Rakyat Baku Hantam, Penguasa Bahu Membahu

Bentrokan dua kubu terjadi di Muntilan, Kabupaten Magelang, Jawa Tengah (Jateng), pada Minggu (15/10/2023). Kapolresta Magelang, Kombes Ruruh Wicaksono mengatakan, tak ada korban jiwa maupun luka yang perlu mendapat perawatan medis akibat kericuhan tersebut, namun ada 11 motor rusak diamuk massa. Selain itu, kaca pada dua rumah dan satu bangunan panti asuhan pecah.

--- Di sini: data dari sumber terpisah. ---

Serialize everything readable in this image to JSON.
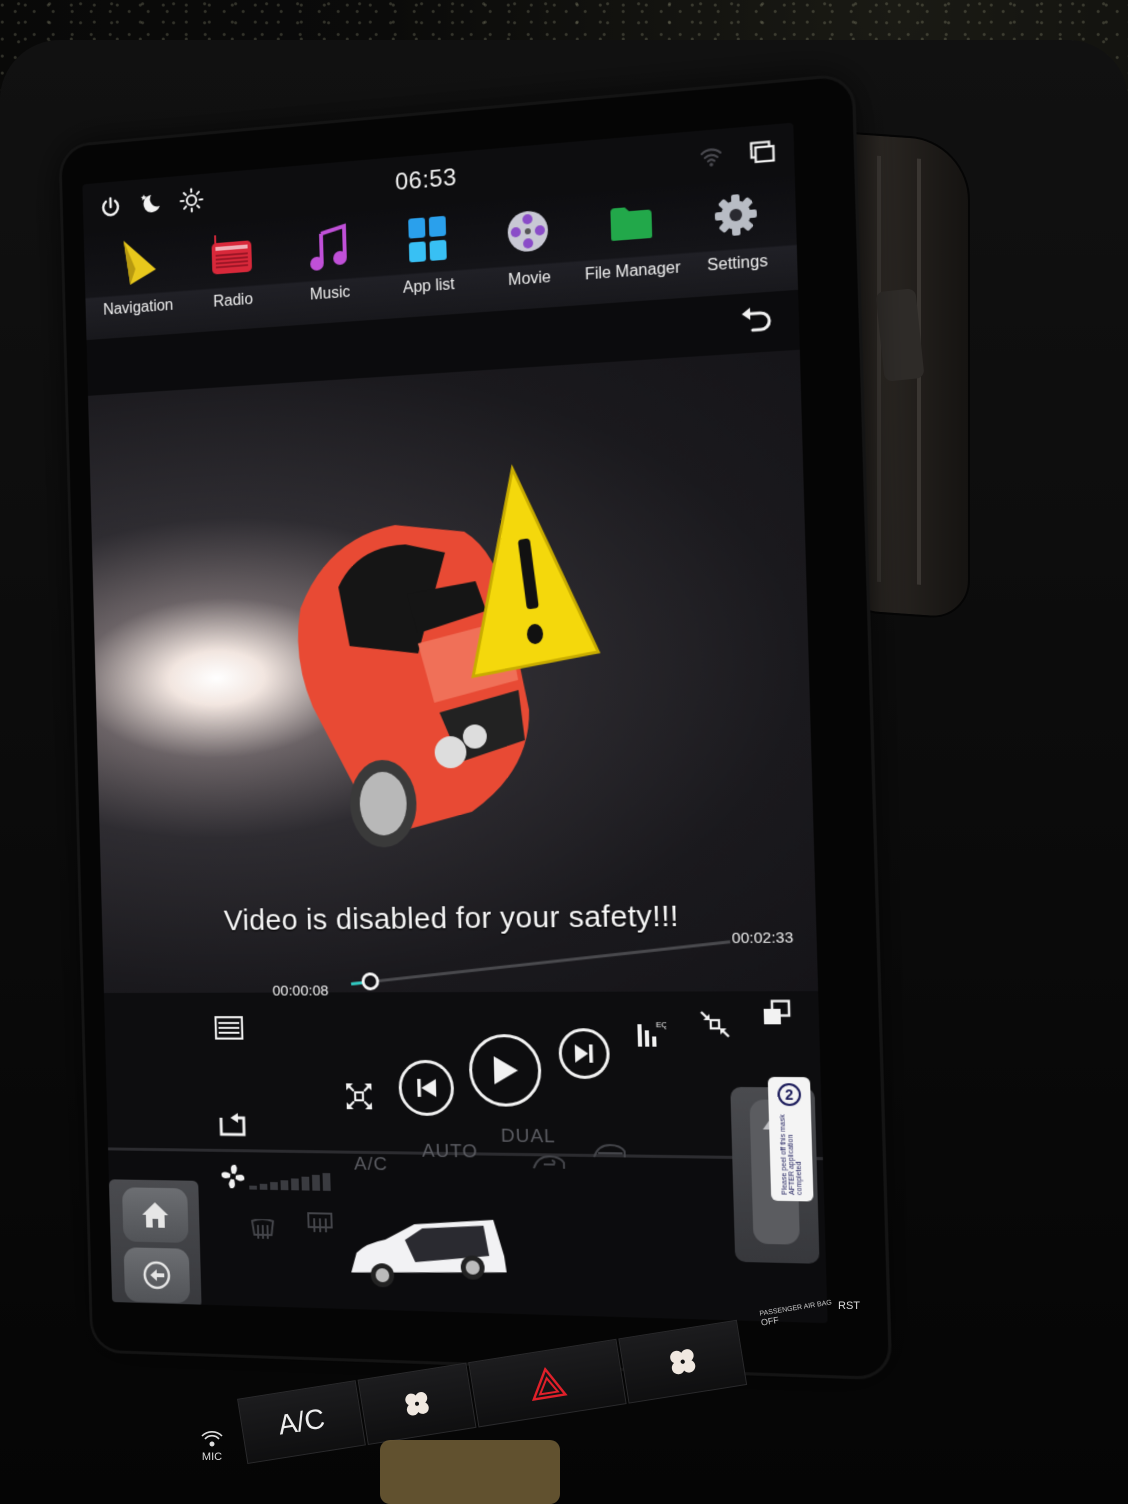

Kombes Ruruh mengatakan juga bahwa pihaknya tak menahan orang atau kelompok yang terlibat dalam bentrokan tersebut. “Tidak ada yang kami tahan,” tegasnya.

 

Waspada Potensi konflik Menjelang Pemilu

 

Pemilihan umum yang diadakan setiap lima tahun sekali, selalu membawa dampak yang tidak main-main. Tak hanya saling sindir antar pendukung partai bahkan hingga harus kehilangan nyawa. Demi sebuah keyakinan dan solidaritas. Mirisnya, di akhir pemilihan umum, para pemimpin itu berangkulan, saling bahu membahu hingga koalisi, sementara rakyat gigit jari karena sudah kehilangan banyak hal, baik materi, maupun nyawa keluarganya.

 

Keberpihakan rakyat kepada partai hari ini umumnya karena faktor emosional, simbol dan figure, tanpa pemahaman yang benar akan arah dan tujuan partai. Keterikatan demikian memudahkan terjadinya gesekan antar individu atau kelompok lantaran kuatnya sentimen atau ego kelompok dengan pemicu yang sangat sepele.

 

Mirisnya perselisihan lazim terjadi di akar rumput, padahal para elit partai justru bekerja sama demi tercapainya tujuan. Fakta ini selaras dengan ungkapan ‘tidak ada teman sejati, yang ada adalah kepentingan abadi’. Di sisi lain, umat juga diberi pemahaman yang salah terkait politik, digambarkan bahwa politik itu kotor, hanya pantas dilakukan oleh elit politik yang memiliki kedudukan atau jabatan. Akibat ketidak pahaman fakta politik inilah yang akhirnya menjadi senjata makan tuan.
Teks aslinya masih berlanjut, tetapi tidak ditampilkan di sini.